I was unable to continue nursing which I personally believe is best. My daughter lost out on my colostrum and when we came home from the hospital, Scarlett had a terrible infection. It is proven that a mother’s colostrum can help build strong immune systems and fight off infection. Scarlett is on two special medications and special formula, which we believe would not be necessary if I was able to nurse. I blame this on my inability to nurse her. I have good days and bad days. I am crazy in love with my girl and yet extremely disappointed in our experience, those first few days and the consequences that have followed. It’s very hard for someone like me who always wants to see the best in people to accept that such a careless mistake could be made and no responsibility taken. I just don’t understand how something like this could happen and how an institution such as Valley Hospital could make this kind of mistake and not even document it. It’s atrocious.
What made you make the decision to sue Valley Hospital for what happened? Why go public with this? What was your main motivation?
Our main motivation was and is to protect other moms from having a similar experience. Mistakes happen, we all make them, and yet, like I tell my children, it is most important to learn from our mistakes, to take responsibility for them, to own them and ensure they never happen again. Valley Hospital took no responsibility for this horrible mistake and instead tried to blame me for not making sure the nurses did their job. I want to make sure other moms-to-be understand this kind of mistake can happen, even at a hospital like Valley. I want to share my story because even if it helps one mom out there than it was worth it.
Has there been any negative feedback regarding your experience? How has this made you feel?
If you had asked me before all of this happened, would I know my baby, I would have said instantly yes.
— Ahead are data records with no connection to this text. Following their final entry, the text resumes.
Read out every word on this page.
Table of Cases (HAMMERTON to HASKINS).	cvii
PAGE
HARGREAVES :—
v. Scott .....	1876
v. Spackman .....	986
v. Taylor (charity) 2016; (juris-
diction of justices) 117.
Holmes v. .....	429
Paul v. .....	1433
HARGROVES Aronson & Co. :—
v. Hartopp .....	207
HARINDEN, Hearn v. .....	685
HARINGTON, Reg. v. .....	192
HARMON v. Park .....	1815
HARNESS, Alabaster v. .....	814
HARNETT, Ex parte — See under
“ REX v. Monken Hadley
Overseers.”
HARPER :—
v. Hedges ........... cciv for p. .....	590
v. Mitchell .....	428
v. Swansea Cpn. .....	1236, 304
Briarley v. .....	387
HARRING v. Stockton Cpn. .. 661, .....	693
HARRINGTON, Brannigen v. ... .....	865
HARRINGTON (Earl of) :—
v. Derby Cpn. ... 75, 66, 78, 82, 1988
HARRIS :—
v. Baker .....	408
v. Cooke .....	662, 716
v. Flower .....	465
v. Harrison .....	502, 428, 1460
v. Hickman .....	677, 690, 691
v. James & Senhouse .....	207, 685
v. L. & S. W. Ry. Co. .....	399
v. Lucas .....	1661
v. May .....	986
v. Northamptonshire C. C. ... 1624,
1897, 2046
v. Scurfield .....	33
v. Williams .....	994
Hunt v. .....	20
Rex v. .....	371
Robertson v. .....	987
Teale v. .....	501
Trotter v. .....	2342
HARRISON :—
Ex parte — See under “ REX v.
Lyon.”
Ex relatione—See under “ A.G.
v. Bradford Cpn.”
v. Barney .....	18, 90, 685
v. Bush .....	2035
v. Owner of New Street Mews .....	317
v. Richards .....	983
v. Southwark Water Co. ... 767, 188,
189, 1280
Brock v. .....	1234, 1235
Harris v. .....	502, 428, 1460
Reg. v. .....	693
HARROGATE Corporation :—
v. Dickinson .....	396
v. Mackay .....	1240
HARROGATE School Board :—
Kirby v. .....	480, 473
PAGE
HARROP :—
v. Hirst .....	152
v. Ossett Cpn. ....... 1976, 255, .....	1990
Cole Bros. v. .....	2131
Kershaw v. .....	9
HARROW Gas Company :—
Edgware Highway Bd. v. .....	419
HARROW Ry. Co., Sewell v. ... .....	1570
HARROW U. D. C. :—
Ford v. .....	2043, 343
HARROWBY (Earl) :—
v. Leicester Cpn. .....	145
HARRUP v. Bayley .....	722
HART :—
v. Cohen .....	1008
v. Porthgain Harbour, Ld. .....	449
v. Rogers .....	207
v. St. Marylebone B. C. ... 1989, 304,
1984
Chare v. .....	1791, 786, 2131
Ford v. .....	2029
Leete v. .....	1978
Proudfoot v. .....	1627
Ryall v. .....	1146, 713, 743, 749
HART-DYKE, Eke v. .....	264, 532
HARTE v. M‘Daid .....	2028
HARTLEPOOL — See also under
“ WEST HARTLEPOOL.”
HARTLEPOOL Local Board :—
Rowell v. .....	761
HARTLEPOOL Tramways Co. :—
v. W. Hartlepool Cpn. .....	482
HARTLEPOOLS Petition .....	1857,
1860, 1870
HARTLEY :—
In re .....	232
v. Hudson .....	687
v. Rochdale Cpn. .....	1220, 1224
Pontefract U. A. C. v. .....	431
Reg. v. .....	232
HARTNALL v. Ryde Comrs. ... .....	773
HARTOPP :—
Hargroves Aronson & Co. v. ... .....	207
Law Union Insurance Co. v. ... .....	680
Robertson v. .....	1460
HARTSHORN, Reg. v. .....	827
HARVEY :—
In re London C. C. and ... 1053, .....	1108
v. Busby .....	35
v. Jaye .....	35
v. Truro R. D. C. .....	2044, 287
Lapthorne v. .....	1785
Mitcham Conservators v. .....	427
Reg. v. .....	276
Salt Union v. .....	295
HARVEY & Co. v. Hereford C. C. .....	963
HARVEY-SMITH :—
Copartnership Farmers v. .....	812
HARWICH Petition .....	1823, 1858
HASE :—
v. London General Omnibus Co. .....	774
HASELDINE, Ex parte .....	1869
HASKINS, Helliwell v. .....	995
However, after a 3-hour C-section, lots of medication and exhaustion I can tell you… this can happen to anyone! I think reading that people thought something was wrong with me for not knowing my baby from another was the most upsetting part. I am a good mom and that kind of statement is just ignorance talking. Of course there has been negative feedback, but for every negative comment, it is outweighed by 10 positive comments. I choose to surround myself with positive people who know our family and know our motivation comes from a purely positive place. It never feels good to have people not understand or be negative. Putting myself out there and sharing our story has been an extremely difficult decision and yet I believe if we help stop this from happening ever again, it was the right one. I know this story has touched many people and one patient, who was at Valley when we initially went public, reached out to me via Facebook and thanked me…that makes it worth it!
Do you find that your unfortunate experience can help other moms become more aware that this can happen to anyone? How? Are you being proactive in other ways to education parents?
Absolutely. I think we can always learn from each other’s experiences. I have nothing to hide. I am not embarrassed by what happened in any way. I did nothing wrong. I went to the hospital to have a baby. I trusted the hospital to take care of my newborn and me in a time of vulnerability, they failed me! In the end, we are all part of the same team and we should all be supporting each other.
Is there anything else you would like to share with our readers?
I think I just want everyone to know that we come from a good place and we hope our story makes a difference.